Apparently, the Donora Zinc Works stayed open for almost 10 years after the disaster. When they finally shut it down, it wasn’t because of the smog, or all those people who died… it was because it wasn’t profitable anymore. The technology had become obsolete.
After the Zinc Works, they closed the blast furnaces, the rod mill, the acid plant. By 1966 it was pretty much all gone. The whole mill complex…
So basically, the company that built Donora, it filled the air with fumes that killed a bunch of people. Then it looked the other way. And left the town for dead.
[MARK]: Were you interested in one? Ok! There you go.
[NARRATION]: Mark’s in the back with his cashbox.
[MARK]: Thank you! (cash box opens, closes)
[NARRATION]: He’s selling smog souvenirs. Hats and mugs and DVDs. On our way out, we buy a t-shirt printed with their logo: a row of cartoon smokestacks… and a tagline – a kind of reminder that it ever happened at all: “Donora, Pennsylvania: Clean Air Started Here.”

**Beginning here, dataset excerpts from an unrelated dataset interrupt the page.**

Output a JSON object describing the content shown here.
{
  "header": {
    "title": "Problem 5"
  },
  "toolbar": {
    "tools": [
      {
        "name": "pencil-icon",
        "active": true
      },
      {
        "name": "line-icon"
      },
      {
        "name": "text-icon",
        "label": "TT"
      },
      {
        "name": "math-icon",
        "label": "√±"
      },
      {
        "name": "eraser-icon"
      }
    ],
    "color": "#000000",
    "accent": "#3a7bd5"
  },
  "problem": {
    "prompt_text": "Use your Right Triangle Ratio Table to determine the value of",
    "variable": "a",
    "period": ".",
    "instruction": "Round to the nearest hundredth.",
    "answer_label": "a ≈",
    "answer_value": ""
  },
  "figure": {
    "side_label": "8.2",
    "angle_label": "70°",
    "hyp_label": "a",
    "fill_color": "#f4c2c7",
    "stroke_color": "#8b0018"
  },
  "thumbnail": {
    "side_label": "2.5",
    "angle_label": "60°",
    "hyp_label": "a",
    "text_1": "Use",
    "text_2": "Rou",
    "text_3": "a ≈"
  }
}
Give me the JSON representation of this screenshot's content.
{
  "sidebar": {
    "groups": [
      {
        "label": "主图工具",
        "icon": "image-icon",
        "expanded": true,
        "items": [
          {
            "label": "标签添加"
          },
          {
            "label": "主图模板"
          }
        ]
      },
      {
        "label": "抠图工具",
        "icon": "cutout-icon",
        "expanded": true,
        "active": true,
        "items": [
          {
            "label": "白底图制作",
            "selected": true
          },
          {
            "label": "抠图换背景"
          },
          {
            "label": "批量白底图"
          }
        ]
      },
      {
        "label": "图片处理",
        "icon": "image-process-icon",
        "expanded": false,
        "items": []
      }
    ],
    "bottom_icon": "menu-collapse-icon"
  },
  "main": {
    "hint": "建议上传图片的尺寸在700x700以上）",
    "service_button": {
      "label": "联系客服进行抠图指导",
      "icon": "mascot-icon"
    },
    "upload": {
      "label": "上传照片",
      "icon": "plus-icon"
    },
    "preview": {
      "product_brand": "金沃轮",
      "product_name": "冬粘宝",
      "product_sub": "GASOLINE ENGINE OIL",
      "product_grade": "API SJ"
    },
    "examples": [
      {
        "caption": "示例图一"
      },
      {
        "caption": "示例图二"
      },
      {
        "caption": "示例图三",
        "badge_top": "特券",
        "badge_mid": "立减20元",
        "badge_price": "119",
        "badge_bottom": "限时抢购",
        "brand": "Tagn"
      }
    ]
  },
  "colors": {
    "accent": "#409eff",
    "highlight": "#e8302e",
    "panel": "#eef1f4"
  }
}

[JML]: Thank you so much. Thank you for this! This is great.
[ERIN]: Yeah thank you again!
[BRIAN]: Thanks for coming!
[MARK]: That’s what we do, right?
[NARRATION]: Outside the Smog Museum, the journalists are climbing back onto the bus. Soon they’ll make the hour drive back to Pittsburgh, head to their conference hotel, and then back home to wherever they came from, wherever they live… And Erin and I will do the same. And for days afterward, I’ll just keep thinking about all of this. The dusty shoes and the boxed bras… the two guys at the bar… Mark with his cashbox. And I’ll keep thinking back to this conversation I overheard after the presentation between Dr. Stacey, the smog survivor, and this environmental journalist, where she asked him: Why did you stay in Donora? After everything that happened. You could have gone anywhere… So why did you stay?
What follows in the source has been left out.